In order to deal with these forces, I needed to cultivate humility, diligence, and self-awareness. I needed to recognize that I needed help. I needed to take time for self care and invest in my mental health. I needed to practice seeing myself from a distance. I needed to cultivate the ability to get out of my own head.
I also needed to listen. I listened to my therapist. I listened to my partner. I listened to my children. I try to not be a sponge. I try to not absorb what is going on around me, filter it, and latch on to what I can hold. I try to be a little less self-critical and self-motivated. I’m trying to not always move on to the next level, the next challenge.
My goal is to strive for purpose and realism. Purpose is like passion but with boundaries. Realism is detachment and perspective.
The work still continues. I continue to be humbled by the work in front of me and want to be more humbled and respectful of what I’ve already come through.
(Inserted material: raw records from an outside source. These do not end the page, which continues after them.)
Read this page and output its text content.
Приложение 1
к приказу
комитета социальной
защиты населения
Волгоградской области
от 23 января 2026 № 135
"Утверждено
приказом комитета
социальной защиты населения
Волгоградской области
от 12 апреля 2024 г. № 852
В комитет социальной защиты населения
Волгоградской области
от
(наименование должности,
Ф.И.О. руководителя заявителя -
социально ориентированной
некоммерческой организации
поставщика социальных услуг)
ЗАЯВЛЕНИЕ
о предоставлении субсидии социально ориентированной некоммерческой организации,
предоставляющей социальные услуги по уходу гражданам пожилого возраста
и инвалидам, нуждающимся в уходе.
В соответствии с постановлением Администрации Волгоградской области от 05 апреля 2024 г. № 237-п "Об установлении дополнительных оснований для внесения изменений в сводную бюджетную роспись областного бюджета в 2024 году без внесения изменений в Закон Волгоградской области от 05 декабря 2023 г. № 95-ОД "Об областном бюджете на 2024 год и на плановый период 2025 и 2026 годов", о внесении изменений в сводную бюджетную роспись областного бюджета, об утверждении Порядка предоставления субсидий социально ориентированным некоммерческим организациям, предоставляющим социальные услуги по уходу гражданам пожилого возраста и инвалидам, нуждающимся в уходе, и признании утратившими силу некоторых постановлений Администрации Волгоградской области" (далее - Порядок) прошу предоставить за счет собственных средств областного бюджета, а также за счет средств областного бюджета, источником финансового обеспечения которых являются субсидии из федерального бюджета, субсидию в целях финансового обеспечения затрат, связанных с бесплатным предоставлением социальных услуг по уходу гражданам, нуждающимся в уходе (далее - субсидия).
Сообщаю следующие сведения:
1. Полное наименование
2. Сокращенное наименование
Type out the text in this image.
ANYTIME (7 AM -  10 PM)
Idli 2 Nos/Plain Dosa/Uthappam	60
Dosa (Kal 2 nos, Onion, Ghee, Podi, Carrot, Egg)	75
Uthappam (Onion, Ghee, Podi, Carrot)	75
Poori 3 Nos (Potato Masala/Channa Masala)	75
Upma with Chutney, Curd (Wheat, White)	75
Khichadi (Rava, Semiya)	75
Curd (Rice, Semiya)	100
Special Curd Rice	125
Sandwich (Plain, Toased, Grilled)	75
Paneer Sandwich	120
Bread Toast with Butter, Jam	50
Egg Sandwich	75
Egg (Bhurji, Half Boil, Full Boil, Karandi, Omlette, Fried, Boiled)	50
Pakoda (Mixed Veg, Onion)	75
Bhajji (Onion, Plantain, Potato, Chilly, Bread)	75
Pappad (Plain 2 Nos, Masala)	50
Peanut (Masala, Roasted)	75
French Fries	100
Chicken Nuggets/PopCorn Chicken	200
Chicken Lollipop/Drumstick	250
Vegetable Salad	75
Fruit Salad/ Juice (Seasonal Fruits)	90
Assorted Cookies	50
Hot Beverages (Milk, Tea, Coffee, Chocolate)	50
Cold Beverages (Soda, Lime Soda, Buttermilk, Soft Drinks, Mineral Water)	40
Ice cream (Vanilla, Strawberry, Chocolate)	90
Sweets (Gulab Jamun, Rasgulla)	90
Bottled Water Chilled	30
I want to thank my mind and body for preparing me for these moments but also strive for harmony as we meet future circumstances.
Thank you for reading through this post. I wrote this post because I was seeing many around me suffering. I also will increasingly be more open and candid on this blog as I urge others to be more honest in sharing their narratives.
If you or someone you know is suffering from a mental health problem, please reach out for support. There is nothing wrong with going to talk to a therapist, or your primary care physician to get more information.
In addition, please take time for your own self care. I learned that our mental health, just like our physical health, is not a resilient as we would like to believe. Take time each day to laugh, cry, listen, and enjoy the ride. It’s really cool.